As of September 30, 2025, we had HMBS related obligations of $18.8 billion and HECM loans pledged as collateral to the pools of $19.0 billion, both recorded at fair value.

Additionally, as the servicer of reverse mortgage loans, we are obligated to fund additional borrowing capacity primarily in the form of undrawn lines of credit on floating rate reverse mortgage loans. We rely upon certain of our secured financing arrangements and our operating cash flows to fund these additional borrowings on a short-term basis prior to securitization. The additional borrowings are generally securitized within 30 days after funding. The obligation to fund these additional borrowings could have a significant impact on our liquidity.

Nonrecourse Debt

We securitize and issue interests in pools of loans that are not eligible for the Ginnie Mae securitization program, which include non-agency reverse mortgage loans and HECM buyouts.

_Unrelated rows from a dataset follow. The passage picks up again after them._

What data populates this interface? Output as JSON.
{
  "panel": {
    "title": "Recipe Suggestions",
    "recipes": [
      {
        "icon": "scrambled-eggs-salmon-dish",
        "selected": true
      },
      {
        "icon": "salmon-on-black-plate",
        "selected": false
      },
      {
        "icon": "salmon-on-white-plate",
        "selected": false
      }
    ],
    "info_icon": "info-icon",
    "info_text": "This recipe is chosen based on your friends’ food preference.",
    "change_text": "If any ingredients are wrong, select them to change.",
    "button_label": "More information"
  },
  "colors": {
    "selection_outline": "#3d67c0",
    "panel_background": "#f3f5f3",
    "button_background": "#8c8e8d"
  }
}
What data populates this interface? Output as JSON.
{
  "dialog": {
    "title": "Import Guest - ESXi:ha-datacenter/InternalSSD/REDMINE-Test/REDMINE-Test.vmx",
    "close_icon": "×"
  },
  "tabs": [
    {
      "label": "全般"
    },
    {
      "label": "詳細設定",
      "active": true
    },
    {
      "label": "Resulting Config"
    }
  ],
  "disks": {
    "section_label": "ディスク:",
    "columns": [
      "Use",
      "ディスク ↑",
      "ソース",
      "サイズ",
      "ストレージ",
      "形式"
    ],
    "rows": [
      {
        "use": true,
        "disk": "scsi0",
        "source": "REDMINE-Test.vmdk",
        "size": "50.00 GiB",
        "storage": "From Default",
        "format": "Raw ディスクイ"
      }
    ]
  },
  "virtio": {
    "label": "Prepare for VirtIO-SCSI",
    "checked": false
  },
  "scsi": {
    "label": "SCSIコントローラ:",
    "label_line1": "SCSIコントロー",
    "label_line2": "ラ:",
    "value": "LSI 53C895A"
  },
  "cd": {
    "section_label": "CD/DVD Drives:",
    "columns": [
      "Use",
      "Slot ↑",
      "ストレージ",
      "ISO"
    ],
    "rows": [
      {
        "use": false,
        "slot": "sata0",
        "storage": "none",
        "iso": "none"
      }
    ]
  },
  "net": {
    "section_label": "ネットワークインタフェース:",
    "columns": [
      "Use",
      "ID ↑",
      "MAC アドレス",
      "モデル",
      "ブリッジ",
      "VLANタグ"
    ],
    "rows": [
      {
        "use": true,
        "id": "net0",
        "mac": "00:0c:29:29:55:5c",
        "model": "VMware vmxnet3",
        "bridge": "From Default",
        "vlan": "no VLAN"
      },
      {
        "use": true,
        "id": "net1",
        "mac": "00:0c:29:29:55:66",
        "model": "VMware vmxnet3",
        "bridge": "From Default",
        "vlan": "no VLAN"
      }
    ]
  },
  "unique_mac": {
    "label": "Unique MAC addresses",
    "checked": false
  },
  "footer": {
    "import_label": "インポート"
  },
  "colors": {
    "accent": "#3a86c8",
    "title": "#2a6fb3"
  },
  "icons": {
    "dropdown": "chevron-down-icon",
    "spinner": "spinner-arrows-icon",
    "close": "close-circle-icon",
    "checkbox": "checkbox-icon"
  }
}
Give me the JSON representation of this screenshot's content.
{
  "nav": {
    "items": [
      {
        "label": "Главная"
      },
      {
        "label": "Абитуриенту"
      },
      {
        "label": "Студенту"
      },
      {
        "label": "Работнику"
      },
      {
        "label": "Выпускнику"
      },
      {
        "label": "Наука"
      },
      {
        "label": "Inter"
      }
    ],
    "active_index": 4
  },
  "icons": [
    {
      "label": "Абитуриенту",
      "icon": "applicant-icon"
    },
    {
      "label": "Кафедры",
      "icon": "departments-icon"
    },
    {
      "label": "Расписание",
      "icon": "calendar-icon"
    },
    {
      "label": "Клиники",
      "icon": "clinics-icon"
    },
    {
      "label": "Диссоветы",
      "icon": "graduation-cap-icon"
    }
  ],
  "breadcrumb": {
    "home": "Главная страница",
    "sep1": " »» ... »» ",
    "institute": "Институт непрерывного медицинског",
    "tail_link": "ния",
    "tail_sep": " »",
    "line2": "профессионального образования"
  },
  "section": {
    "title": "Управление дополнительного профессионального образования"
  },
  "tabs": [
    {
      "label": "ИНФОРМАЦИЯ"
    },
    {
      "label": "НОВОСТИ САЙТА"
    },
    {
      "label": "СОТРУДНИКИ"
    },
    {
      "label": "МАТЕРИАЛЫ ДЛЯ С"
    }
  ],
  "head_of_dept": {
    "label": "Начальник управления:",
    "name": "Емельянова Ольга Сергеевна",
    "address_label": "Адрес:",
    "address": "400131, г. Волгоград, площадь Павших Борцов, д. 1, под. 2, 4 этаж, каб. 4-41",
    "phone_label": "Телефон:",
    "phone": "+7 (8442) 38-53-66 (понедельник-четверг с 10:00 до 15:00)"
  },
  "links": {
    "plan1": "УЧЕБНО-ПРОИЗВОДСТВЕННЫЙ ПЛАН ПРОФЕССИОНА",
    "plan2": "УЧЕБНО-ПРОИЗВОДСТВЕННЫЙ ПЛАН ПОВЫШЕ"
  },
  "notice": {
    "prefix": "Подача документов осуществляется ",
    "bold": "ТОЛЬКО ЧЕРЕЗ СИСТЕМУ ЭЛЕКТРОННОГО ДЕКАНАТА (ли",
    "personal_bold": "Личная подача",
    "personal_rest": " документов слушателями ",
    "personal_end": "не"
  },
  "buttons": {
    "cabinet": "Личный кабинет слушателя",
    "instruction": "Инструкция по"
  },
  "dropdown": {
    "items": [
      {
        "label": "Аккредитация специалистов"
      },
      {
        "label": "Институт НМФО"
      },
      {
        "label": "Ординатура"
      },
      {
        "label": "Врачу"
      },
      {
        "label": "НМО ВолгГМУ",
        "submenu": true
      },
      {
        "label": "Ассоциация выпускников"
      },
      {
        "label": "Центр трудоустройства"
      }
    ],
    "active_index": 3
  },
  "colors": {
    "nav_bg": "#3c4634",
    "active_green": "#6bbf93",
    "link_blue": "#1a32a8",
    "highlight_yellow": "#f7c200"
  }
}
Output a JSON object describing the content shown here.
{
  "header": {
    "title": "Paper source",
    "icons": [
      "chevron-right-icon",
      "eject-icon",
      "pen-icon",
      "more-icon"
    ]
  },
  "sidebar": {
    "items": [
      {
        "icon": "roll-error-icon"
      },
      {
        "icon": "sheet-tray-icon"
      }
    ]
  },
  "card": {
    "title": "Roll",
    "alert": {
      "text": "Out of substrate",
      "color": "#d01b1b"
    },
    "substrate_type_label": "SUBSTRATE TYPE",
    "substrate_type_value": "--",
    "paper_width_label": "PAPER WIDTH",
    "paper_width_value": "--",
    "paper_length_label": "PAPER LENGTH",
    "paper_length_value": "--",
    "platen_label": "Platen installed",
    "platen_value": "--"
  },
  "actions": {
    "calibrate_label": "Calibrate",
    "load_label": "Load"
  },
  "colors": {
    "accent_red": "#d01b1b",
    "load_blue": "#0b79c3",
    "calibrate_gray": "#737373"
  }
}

The transactions provide investors with the ability to invest in these pools of assets. The transactions provide us with access to liquidity for these assets, ongoing servicing fees, and potential residual returns for the residual securities we retain at the time of securitization. The transactions are structured as secured borrowings with the loan assets and liabilities, respectively, included in the Condensed Consolidated Statements of Financial Condition as Loans held for investment, subject to nonrecourse debt, at fair value, and Nonrecourse debt, at fair value. As of September 30, 2025, we had nonrecourse debt-related borrowings of $10.2 billion and loans held for investment pledged as collateral for the nonrecourse debt of $10.5 billion, both recorded at fair value. 

Refer to Note 8 - Nonrecourse Debt, at Fair Value, in the Notes to Condensed Consolidated Financial Statements for additional information.